According to an FAO press release, the Declaration “enshrines the right of everyone to have access to safe, sufficient and nutritious food” while committing governments to preventing malnutrition and hunger. At the same time, the Framework for Action sets out 60 recommended actions that governments may incorporate into their national nutrition, health, and agriculture plans.

Mr. Ban noted that more than 100 developing countries across Africa, Latin America, and the Caribbean had committed to ending hunger by a 2025 deadline while 54 countries had already taken measures recognizing the importance of nutrition to their social and economic development. Many countries, he added, were also responding to what he described as “the increasing challenge of obesity.”

While the prevalence of hunger has fallen by 21 percent since 1990-92, over 800 million people in the world still go hungry, the UN agriculture agency has reported. Over two billion people are affected by micronutrient deficiencies, or “hidden hunger,” due to inadequate vitamins or minerals. Undernutrition, meanwhile, is linked to almost half of all child deaths under five years of age, some 2.8 million per year.

Against this backdrop, the scourge of obesity also claims victims with around half a billion people now obese, and three times as many overweight. Some 42 million children under the age of five are already overweight. Moreover, different forms of malnutrition often overlap, with people living in the same communities-sometimes even in the same household-suffering from hunger, micronutrient deficiencies and obesity.

Overall, the FAO notes, half the world’s population is affected by some sort of malnutrition.

“We have the knowledge, expertise and resources needed to overcome all forms of malnutrition,” FAO Director-General Jose Graziano da Silva confirmed in his message to the Conference. “Governments must lead the way, but the push to improve global nutrition must be a joint effort, involving civil society organizations and the private sector.”

He cautioned that while both the Rome Declaration and Framework for Action were “the starting point of our renewed efforts to improve nutrition for all,” they were not “the finishing line.”

“Our responsibility is to transform the commitment into concrete results,” he concluded.

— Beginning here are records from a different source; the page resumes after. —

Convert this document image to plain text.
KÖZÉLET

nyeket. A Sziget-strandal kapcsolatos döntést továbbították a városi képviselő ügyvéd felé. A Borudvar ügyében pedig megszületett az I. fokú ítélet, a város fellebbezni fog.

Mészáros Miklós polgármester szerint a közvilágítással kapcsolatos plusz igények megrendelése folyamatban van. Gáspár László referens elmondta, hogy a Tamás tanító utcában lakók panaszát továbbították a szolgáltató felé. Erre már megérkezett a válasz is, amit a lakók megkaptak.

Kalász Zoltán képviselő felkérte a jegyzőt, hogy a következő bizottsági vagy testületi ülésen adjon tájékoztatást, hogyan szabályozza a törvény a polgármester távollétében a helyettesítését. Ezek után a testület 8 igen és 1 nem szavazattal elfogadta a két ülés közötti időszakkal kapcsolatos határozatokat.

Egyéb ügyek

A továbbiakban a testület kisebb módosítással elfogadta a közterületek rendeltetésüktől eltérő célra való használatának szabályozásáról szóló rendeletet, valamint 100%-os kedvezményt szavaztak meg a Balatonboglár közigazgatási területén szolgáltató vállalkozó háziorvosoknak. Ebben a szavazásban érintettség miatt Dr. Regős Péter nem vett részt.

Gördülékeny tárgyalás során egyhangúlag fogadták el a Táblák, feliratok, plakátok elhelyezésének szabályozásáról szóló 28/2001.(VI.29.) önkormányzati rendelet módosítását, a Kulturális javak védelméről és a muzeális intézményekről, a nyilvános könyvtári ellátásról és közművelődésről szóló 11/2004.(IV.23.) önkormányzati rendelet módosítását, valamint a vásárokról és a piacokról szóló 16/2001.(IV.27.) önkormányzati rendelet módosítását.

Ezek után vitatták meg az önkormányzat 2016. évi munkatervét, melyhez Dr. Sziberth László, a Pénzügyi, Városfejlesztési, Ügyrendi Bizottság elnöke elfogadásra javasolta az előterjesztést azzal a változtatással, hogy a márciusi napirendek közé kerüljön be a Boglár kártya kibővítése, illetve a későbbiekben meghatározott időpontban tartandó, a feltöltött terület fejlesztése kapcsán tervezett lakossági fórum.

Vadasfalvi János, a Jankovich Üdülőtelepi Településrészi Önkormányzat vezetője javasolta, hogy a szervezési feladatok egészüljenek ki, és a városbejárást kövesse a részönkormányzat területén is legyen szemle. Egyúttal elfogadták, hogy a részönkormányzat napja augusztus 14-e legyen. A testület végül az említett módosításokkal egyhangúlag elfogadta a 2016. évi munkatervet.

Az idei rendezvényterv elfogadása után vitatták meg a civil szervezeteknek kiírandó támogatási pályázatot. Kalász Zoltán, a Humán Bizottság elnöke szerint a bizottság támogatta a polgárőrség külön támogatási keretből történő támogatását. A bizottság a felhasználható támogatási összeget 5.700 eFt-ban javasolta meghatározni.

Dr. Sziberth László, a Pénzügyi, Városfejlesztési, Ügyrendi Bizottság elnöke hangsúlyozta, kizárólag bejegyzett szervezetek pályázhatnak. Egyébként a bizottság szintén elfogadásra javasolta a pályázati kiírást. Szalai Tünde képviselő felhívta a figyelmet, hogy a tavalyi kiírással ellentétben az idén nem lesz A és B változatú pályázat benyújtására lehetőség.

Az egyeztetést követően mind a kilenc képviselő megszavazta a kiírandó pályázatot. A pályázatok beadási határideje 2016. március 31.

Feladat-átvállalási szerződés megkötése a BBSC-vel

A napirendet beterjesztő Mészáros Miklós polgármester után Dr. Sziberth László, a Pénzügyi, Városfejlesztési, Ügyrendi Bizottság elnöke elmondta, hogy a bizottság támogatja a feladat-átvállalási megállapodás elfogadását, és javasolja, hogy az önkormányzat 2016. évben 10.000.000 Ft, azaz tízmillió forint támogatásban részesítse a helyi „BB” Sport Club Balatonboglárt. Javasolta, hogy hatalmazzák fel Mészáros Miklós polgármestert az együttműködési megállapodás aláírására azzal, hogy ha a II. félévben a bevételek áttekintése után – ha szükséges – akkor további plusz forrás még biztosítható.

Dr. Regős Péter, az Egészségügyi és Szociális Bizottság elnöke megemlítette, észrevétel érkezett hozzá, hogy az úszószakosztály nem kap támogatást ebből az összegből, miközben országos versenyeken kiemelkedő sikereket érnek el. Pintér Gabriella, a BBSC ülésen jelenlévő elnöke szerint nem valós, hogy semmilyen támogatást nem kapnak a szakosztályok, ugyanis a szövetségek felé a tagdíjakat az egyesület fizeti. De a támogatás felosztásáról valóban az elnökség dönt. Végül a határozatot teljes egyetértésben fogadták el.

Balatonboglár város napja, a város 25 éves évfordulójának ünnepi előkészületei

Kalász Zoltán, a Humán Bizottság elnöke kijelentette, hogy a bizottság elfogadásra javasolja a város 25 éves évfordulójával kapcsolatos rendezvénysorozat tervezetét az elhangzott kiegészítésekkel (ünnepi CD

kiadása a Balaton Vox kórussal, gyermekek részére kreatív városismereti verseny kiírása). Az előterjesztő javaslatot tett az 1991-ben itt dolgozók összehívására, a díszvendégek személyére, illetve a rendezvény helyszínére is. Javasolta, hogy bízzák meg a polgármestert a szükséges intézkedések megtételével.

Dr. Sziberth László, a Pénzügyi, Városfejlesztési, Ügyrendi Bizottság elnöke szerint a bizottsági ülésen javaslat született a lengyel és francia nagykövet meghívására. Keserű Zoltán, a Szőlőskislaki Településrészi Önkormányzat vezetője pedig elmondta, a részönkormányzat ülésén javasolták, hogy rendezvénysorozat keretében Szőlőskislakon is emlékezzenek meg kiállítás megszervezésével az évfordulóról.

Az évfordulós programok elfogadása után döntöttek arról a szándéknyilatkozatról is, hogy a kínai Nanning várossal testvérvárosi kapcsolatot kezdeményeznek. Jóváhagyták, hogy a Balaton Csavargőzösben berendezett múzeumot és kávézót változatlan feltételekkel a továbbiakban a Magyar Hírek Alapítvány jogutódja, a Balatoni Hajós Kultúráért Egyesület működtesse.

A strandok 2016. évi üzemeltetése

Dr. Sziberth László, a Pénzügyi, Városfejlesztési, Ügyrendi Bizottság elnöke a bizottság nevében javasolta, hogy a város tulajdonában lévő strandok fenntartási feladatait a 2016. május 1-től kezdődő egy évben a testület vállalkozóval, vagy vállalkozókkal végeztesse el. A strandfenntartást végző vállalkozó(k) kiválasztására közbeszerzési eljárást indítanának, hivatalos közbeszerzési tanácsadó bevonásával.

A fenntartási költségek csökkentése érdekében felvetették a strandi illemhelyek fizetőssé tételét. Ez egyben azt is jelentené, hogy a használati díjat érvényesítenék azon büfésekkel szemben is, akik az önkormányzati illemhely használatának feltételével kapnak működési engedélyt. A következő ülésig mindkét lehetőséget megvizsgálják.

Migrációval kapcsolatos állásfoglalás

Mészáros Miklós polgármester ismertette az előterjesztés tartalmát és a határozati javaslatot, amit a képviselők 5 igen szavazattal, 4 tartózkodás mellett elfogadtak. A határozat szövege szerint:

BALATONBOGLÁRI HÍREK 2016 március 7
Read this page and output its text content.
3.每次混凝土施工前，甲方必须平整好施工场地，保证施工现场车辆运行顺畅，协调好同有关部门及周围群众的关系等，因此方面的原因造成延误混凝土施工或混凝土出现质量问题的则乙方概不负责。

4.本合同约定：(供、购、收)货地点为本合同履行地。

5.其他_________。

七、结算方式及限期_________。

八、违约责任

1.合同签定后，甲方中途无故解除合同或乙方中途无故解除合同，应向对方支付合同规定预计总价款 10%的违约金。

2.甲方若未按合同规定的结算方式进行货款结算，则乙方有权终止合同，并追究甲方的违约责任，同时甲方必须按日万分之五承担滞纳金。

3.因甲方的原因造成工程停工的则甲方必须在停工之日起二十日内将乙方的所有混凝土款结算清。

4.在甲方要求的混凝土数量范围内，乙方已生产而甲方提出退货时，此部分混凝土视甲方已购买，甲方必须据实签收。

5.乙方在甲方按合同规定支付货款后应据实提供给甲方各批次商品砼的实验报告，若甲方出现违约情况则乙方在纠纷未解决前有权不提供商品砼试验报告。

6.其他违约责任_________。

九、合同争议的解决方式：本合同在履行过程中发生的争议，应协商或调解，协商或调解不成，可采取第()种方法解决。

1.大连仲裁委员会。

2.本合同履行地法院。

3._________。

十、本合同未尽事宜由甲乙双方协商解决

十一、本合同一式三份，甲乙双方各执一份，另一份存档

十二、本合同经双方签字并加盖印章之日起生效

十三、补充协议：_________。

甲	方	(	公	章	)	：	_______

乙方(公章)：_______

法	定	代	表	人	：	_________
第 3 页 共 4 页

The Conference, which runs until 21 November, will also seek to address the way food is produced, processed, distributed, marketed and prepared for human consumption as healthy diets are considered central to establishing a stable bulwark against malnutrition. As a result, governments will be encouraged to support local food production and processing, especially by smallholder and family farmers.

“The world’s food system – with its reliance on industrialized production and globalized markets – produces ample supplies, but creates some problems for public health,” WHO Director-General, Dr Margaret Chan, explained.

“Part of the world has too little to eat, leaving millions vulnerable to death or disease caused by nutrient deficiencies,” she continued. “Another part overeats, with widespread obesity pushing life-expectancy figures backwards and pushing the costs of health care to astronomical heights.”

Governments will be urged to tackle the widespread use of trans-fats, saturated fats, sugars and salt in foods and drinks through a series of necessary regulatory and voluntary instruments without which, the FAO suggests, it would be difficult to protect consumers from the noxious elements found in many packaged goods found around the world.

“Global nutrition problems require global solutions,” the UN agency remarked in its press release, “while nutrition deserves much greater attention on the international development agenda.”